Los viejos piratas, bucaneros y corsarios sabían bien lo que era llegar a puertos seguros, esos puertos como Port Royal, en Jamaica, que les cobijaban después de mil lances y otras tantas cicatrices, porque no hay lance sin herida. Y también lo sabían todos aquellos que, siendo bandoleros, o no, encontraron en las tierras de Sanabria, en esas tierras de La Raya, el refugio a persecuciones inmisericordes por sus delitos, o por su religión. Porque para unos y otros, llegar a puerto seguro era llegar a un lugar de refugio, de paz, de no tener que mirar atrás y donde aquellos con los que se cruzaban por cualquier callejuela si no eran amigos al menos no era enemigos, que nuca es poco.

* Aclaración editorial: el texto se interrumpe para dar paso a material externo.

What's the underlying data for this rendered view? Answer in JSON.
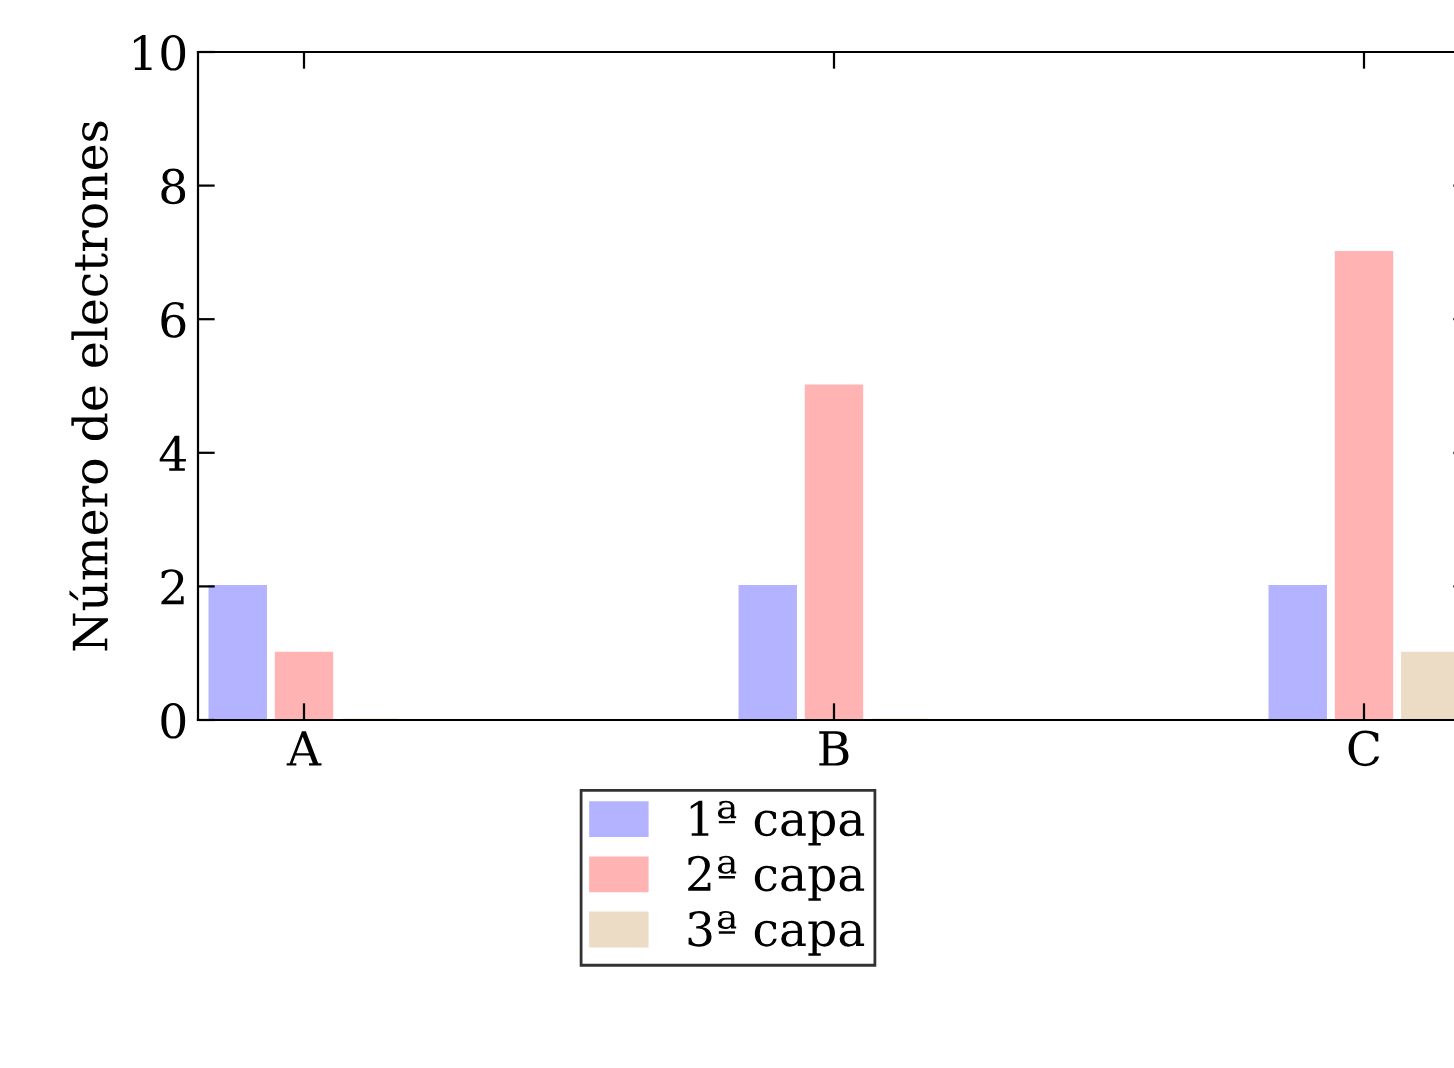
{
  "chart_data": {
    "type": "bar",
    "ylabel": "Número de electrones",
    "categories": [
      "A",
      "B",
      "C"
    ],
    "series": [
      {
        "name": "1ª capa",
        "color": "#b3b3ff",
        "values": [
          2,
          2,
          2
        ]
      },
      {
        "name": "2ª capa",
        "color": "#ffb3b3",
        "values": [
          1,
          5,
          7
        ]
      },
      {
        "name": "3ª capa",
        "color": "#ecdcc6",
        "values": [
          0,
          0,
          1
        ]
      }
    ],
    "ylim": [
      0,
      10
    ],
    "yticks": [
      0,
      2,
      4,
      6,
      8,
      10
    ],
    "grid": false,
    "legend": "bottom"
  }
}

En estos tiempos de tanta incertidumbre todos andamos siendo un poco piratas intentando robar realidad a la realidad y tiempo al tiempo, asaltando ilusiones y sueños frente a la desolación y la barbarie de una realidad que nos persigue como los barcos de la corona a los piratas, por la noche y a traición, pero tarde o temprano, porque nos hará falta, buscaremos un puerto seguro, aunque el asunto no será tan fácil como para aquellos viejos corsarios que sabían dónde estaba ese puerto en sus cartas de marear y nosotros mal andamos de cartas que gobiernen nuestra vida y sabemos que los sitios puede que cobijen los cuerpos, pero no los corazones.

“Lo contrario de vivir es no arriesgarse”, canta Fito Cabrales, y aquí estamos, dispuestos a dejarnos la piel cada día para que nuestra vida no sea un esperar solo a que todo cambie para que todo siga igual. Ya nada será igual y algunos ni siquiera queremos que sea igual y deseamos respirar para dejar de estar vivos y empezar a estar viviendo, que ya nos dejó claro Camilo José Cela, aunque más bien parece una de las chanzas del escritor que una realidad, que “no es lo mismo estar jodido que estar jodiendo”, que las palabras no solo cambian las percepciones, sino hasta las realidades.

Así que arremangados a lo que venga y como venga, que nadie dijo que el mar no se embraveciese más de una vez y que la vida no hubiese que ponerla una y otra vez al tablero aun a riesgo de perderla en algún envite y cada envite por encontrar la felicidad y la paz, el sosiego de saberse a gusto consigo mismo para estarlo con los demás, bien merece la pena afrontarlo, porque lo peor no sería no atreverse, sino no atreverse ni a desear. Y para saber y disfrutar de lo que es la calma es preciso pasar la tempestad; si no, sencillamente no se ha navegado en el mar de la vida. Cuando se pasa la tormenta es cuando uno sabe que ha gobernado bien el timón, con pulso firme, que nos va la vida en ello, y la vista puesta en el horizonte, y entonces respira hondo y se siente en paz y se siente grande, porque era su timón y su barco, y en su barco solo navega, como en el romance del conde Arnaldos, “quien conmigo va” y, añado yo, quien está dispuesto a fijar bien los anclajes y amarres y a coger los remos cuando se siente que el balanceo del barco va a arrojarnos al mar. Después es cuando habrá que buscar puerto seguro para reposar de la marea nuestro cuerpo y, sobre todo, nuestra alma, que siempre siente antes el frío de la soledad.

En esta navegación por mares turbulentos no viene mal recordar al poeta León Felipe: “Porque no es lo que importa llegar solo ni pronto, / sino con todos y a tiempo”, pero lo importante es ser capaces de llegar a lo largo de nuestra vida, que, lejos de ser una carrera al sprint, es una carrera de fondo y, claro, acaba cansando más y exigiendo más para nuestro reposo. Y no nos valdrá solo pisar tierra firme, ni siquiera una buena fonda donde calentar el cuerpo, como tan bien les valía a los piratas; necesitaremos para sabernos en puerto seguro un corazón que nos cobije el alma, unos ojos que brillen cuando estén frente a los nuestros y una boca dibujando una sonrisa, incluso cuando la mar estaba más picada, y que diga sí cuando bien podría haber dicho no; y siempre un contigo y por ti, soñando la eternidad que da el saberse eterno cada día cuando amanece.

Entonces, solo entonces, sabremos que hemos llegado a nuestro puerto seguro y no saldremos más a surcar los mares en busca de tesoros que quizás abriguen el cuerpo, pero que dejan el alma a la intemperie, porque, como escribe Julián Marías, “cuando nos decimos: sí, esto es, somos felices, aunque lo pasemos mal, aunque la situación sea difícil y penosa”.